Politically, for me, “us” includes those who understand that empathy isn’t a zero-sum resource, who recognize that both sides have just claims and grievances, and who, above all, are looking for non-violent ways to put an end to the violence. “Them” are those who believe that only we are deserving of empathy, who think that only we are right, and who believe that violence is the only option.
“Us and them” isn’t about Palestinians and Jews. I am a proud Jew, but I am not in the same camp as the Jewish teens who have been indicted for the murder of Aisha Rabi and the activists who protested their arrest. Or the Jewish terrorists who were convicted of fire-bombing the home of the Dawabsahe family in the West Bank village of Duma, killing three, including a one-year-old infant, and leaving a four-year-old with burns over 80 percent of his body. Or the Jewish terrorists who kidnapped 16-year-old Mohammed Abu Khdeir, beat him, and then burned him alive.
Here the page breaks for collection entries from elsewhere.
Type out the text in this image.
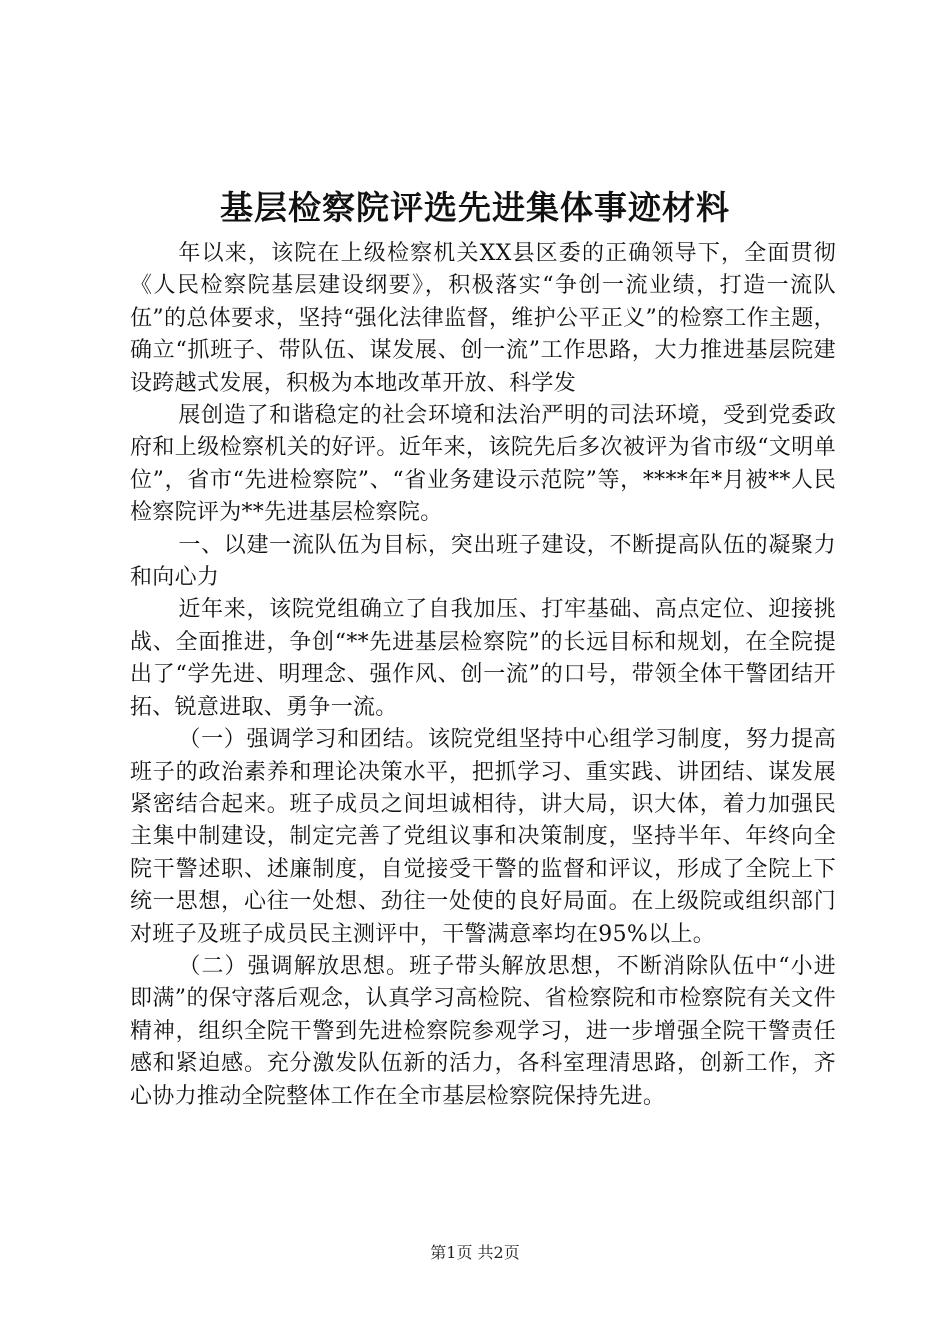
基层检察院评选先进集体事迹材料

年以来，该院在上级检察机关XX县区委的正确领导下，全面贯彻《人民检察院基层建设纲要》，积极落实“争创一流业绩，打造一流队伍”的总体要求，坚持“强化法律监督，维护公平正义”的检察工作主题，确立“抓班子、带队伍、谋发展、创一流”工作思路，大力推进基层院建设跨越式发展，积极为本地改革开放、科学发

展创造了和谐稳定的社会环境和法治严明的司法环境，受到党委政府和上级检察机关的好评。近年来，该院先后多次被评为省市级“文明单位”，省市“先进检察院”、“省业务建设示范院”等，****年*月被**人民检察院评为**先进基层检察院。

一、以建一流队伍为目标，突出班子建设，不断提高队伍的凝聚力和向心力

近年来，该院党组确立了自我加压、打牢基础、高点定位、迎接挑战、全面推进，争创“**先进基层检察院”的长远目标和规划，在全院提出了“学先进、明理念、强作风、创一流”的口号，带领全体干警团结开拓、锐意进取、勇争一流。

（一）强调学习和团结。该院党组坚持中心组学习制度，努力提高班子的政治素养和理论决策水平，把抓学习、重实践、讲团结、谋发展紧密结合起来。班子成员之间坦诚相待，讲大局，识大体，着力加强民主集中制建设，制定完善了党组议事和决策制度，坚持半年、年终向全院干警述职、述廉制度，自觉接受干警的监督和评议，形成了全院上下统一思想，心往一处想、劲往一处使的良好局面。在上级院或组织部门对班子及班子成员民主测评中，干警满意率均在95%以上。

（二）强调解放思想。班子带头解放思想，不断消除队伍中“小进即满”的保守落后观念，认真学习高检院、省检察院和市检察院有关文件精神，组织全院干警到先进检察院参观学习，进一步增强全院干警责任感和紧迫感。充分激发队伍新的活力，各科室理清思路，创新工作，齐心协力推动全院整体工作在全市基层检察院保持先进。

第1页 共2页
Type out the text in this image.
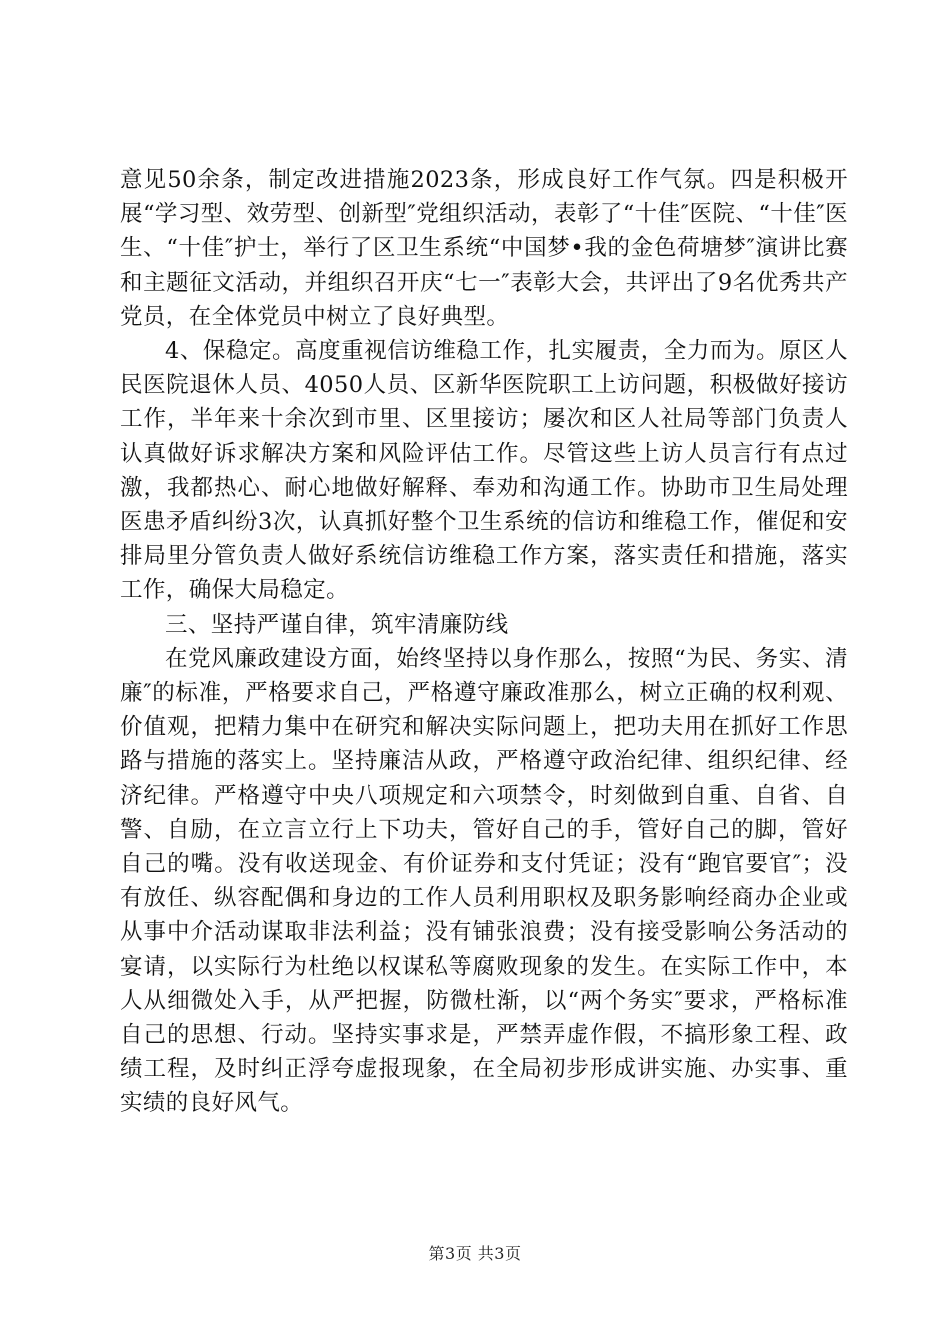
意见50余条，制定改进措施2023条，形成良好工作气氛。四是积极开展“学习型、效劳型、创新型″党组织活动，表彰了“十佳″医院、“十佳″医生、“十佳″护士，举行了区卫生系统“中国梦•我的金色荷塘梦″演讲比赛和主题征文活动，并组织召开庆“七一″表彰大会，共评出了9名优秀共产党员，在全体党员中树立了良好典型。

4、保稳定。高度重视信访维稳工作，扎实履责，全力而为。原区人民医院退休人员、4050人员、区新华医院职工上访问题，积极做好接访工作，半年来十余次到市里、区里接访；屡次和区人社局等部门负责人认真做好诉求解决方案和风险评估工作。尽管这些上访人员言行有点过激，我都热心、耐心地做好解释、奉劝和沟通工作。协助市卫生局处理医患矛盾纠纷3次，认真抓好整个卫生系统的信访和维稳工作，催促和安排局里分管负责人做好系统信访维稳工作方案，落实责任和措施，落实工作，确保大局稳定。

三、坚持严谨自律，筑牢清廉防线

在党风廉政建设方面，始终坚持以身作那么，按照“为民、务实、清廉″的标准，严格要求自己，严格遵守廉政准那么，树立正确的权利观、价值观，把精力集中在研究和解决实际问题上，把功夫用在抓好工作思路与措施的落实上。坚持廉洁从政，严格遵守政治纪律、组织纪律、经济纪律。严格遵守中央八项规定和六项禁令，时刻做到自重、自省、自警、自励，在立言立行上下功夫，管好自己的手，管好自己的脚，管好自己的嘴。没有收送现金、有价证券和支付凭证；没有“跑官要官″；没有放任、纵容配偶和身边的工作人员利用职权及职务影响经商办企业或从事中介活动谋取非法利益；没有铺张浪费；没有接受影响公务活动的宴请，以实际行为杜绝以权谋私等腐败现象的发生。在实际工作中，本人从细微处入手，从严把握，防微杜渐，以“两个务实″要求，严格标准自己的思想、行动。坚持实事求是，严禁弄虚作假，不搞形象工程、政绩工程，及时纠正浮夸虚报现象，在全局初步形成讲实施、办实事、重实绩的良好风气。

第3页 共3页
The Palestinian who today, of all days, tried to kill an innocent Jewish woman in the city of Kfar Saba, and the people who support him are not in my camp, either.
Another us-and-them-line was defined last night, too. The ceremony was co-sponsored by more than 40 American Jewish organizations, including the Union of Reform Judaism, which is the largest Jewish organization in the United States, as well as the New Israel Fund, Ameinu, J-Street, and Trua. By breaking with some of the mainstream American Jewish organizations, they are recognizing that our political camps could be better defined by the expressions of our values and commitments, not by our nationalities or ethnicities.
I am not comfortable with some of the positions expressed by some in my “us” camp. That is the reality of any kind of political belonging. There’s still a lot to be worked out.
When commemorating soldiers and victims of terror we say, “In their death, they willed us life.” Today, I think that can finally mean something.